Eh bien, tu es tombé au bon endroit !

Les joints de plomberie ne sont pas tous identiques, et choisir le mauvais peut transformer un simple dépannage en véritable cauchemar. Entre les joints fibre, CSC, CNK et autres, il y a de quoi s’y perdre ! Mais pas de panique, on va démêler tout ça ensemble.

Tu veux découvrir comment choisir le bon joint selon ton installation et éviter les fuites ? Alors, c’est parti ! 💪

L’essentiel à retenir

  • Types principaux : jointfibre vulcanisée pour eau froide/chaude, joint CSC haute température (180°C), joint CNK gaz (400°C), PTFE pour filetages
  • Critères de choix : portée plane vs filetage, température max (70-80°C fibre, 250°C PTFE), pression admissible (10-100 bars selon type)
  • Tailles courantes : 15×21 le plus fréquent, gamme standard 12×17 à 33×42 pour raccords laiton
  • Pose correcte : nettoyage des portées, centrage parfait, serrage progressif sans forcer
  • Étanchéité filetage : filasse, ruban PTFE ou pâte uniquement sur filetage, jamais cumuler avec joint plat
  • Contrôle : vérification visuelle après remise en eau et remplacement systématique des joints usagés

Pourquoi bien choisir le joint en plomberie est essentiel

L’étanchéité de tes installations dépend entièrement du bon choix de joint. Un joint inadapté, c’est la garantie d’une fuite à court ou moyen terme ! Et on sait tous combien les dégâts des eaux peuvent coûter cher… 💸

Le problème, c’est que beaucoup de bricoleurs (et même certains pros !) utilisent toujours le même type de joint par habitude. Résultat : des fuites sur les installations eau chaude, des problèmes de tenue sur les circuits de chauffage, ou pire, des incidents sur les raccords gaz.

Chaque joint plat a ses propres caractéristiques techniques. La température maximale, la pression admissible, la résistance chimique… Tous ces paramètres comptent pour assurer une étanchéité durable.

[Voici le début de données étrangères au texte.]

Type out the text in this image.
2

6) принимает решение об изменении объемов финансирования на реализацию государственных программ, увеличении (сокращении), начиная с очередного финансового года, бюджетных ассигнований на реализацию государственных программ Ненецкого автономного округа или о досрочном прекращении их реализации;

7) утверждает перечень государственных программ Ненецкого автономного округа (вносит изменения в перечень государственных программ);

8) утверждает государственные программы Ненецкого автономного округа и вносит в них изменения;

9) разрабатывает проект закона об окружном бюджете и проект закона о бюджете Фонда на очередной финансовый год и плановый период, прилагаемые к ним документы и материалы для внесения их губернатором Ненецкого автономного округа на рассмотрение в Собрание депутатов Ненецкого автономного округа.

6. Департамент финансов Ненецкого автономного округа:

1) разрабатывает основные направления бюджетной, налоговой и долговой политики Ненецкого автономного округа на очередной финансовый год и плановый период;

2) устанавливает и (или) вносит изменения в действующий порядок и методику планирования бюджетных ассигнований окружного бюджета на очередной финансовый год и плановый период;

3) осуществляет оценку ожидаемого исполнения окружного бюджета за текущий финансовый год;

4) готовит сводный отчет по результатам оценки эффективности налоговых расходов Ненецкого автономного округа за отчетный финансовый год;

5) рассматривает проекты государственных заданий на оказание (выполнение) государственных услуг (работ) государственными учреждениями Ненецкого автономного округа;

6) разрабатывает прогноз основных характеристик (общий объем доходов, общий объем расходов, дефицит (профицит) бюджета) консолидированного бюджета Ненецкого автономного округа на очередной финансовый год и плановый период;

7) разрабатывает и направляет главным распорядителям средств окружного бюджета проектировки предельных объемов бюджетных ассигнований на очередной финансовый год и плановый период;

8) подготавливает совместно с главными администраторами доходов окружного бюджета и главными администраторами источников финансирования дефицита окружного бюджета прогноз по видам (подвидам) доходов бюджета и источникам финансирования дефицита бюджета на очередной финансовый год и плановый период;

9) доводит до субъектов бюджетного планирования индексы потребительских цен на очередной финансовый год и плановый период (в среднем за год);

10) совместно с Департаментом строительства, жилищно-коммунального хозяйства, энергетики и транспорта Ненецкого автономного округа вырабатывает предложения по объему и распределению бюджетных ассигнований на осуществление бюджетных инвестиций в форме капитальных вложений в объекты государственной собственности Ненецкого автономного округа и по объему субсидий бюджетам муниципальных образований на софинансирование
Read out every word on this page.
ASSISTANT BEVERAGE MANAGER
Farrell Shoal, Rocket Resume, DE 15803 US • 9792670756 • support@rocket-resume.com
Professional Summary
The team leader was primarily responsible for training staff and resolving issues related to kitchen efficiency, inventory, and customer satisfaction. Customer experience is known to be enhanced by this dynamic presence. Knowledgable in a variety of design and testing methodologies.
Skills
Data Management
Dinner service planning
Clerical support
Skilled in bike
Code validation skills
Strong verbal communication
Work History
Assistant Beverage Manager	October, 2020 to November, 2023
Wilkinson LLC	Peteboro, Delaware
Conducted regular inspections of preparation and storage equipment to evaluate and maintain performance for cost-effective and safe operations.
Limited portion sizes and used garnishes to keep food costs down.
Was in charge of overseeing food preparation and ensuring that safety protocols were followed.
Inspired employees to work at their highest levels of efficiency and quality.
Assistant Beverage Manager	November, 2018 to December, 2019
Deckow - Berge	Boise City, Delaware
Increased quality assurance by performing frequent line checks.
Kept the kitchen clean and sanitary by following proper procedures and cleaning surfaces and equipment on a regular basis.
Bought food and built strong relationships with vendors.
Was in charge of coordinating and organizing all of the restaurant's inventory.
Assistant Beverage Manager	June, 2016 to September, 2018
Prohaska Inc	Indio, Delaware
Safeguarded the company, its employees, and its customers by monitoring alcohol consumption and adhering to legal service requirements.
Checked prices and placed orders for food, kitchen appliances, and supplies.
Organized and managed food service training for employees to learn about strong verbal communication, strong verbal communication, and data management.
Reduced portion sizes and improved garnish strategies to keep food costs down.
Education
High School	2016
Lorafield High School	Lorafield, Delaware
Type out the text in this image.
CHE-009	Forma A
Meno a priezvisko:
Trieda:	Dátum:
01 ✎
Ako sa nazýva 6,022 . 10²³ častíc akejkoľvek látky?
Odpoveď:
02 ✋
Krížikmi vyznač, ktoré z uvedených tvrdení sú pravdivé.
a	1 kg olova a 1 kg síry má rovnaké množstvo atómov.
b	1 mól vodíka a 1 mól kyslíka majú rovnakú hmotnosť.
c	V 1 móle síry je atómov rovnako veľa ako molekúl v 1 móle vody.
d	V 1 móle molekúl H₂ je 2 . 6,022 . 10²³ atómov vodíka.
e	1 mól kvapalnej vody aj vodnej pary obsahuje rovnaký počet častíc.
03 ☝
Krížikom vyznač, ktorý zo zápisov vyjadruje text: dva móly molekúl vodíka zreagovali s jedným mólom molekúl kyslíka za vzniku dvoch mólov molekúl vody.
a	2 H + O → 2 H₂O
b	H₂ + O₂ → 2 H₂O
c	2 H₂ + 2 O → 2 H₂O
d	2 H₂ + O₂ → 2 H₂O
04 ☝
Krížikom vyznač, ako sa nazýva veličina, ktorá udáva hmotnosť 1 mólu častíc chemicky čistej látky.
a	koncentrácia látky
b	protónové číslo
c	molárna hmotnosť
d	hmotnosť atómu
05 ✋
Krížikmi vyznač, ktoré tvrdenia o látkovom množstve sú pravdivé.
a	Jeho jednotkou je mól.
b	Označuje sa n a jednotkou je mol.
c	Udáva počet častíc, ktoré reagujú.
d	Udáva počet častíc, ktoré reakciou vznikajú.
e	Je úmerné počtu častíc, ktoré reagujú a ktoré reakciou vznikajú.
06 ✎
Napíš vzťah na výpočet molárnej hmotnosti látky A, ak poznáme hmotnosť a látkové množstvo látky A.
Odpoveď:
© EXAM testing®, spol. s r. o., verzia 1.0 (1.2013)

Et puis il y a la question du type de raccord. Un raccord à portée plane ne se traite pas comme un filetage ! Mélanger les procédés d’étanchéité sur la même portée, c’est le meilleur moyen de créer une fuite.

Les types de joints et leurs caractéristiques

Commençons par le joint fibre vulcanisée, le plus répandu dans nos installations. Ce joint rouge-brun supporte parfaitement l’eau froide et l’eau chaude sanitaire jusqu’à 70-80°C. Sa pression maximale tourne autour de 10 bars, ce qui convient parfaitement aux installations domestiques.

Tu le trouveras sur tous les raccords laiton, raccords cuivre et même certains raccords PER. Il s’adapte parfaitement aux portées planes et assure une excellente étanchéité sur les robinets, compteurs et collecteurs.

Le joint CSC (Caoutchouc Synthétique Cellulose) monte d’un cran. Il supporte des pointes à 180°C et 120°C en continu avec une pression maximale de 40 bars. Parfait pour les installations de chauffage haute température et les circuits solaire.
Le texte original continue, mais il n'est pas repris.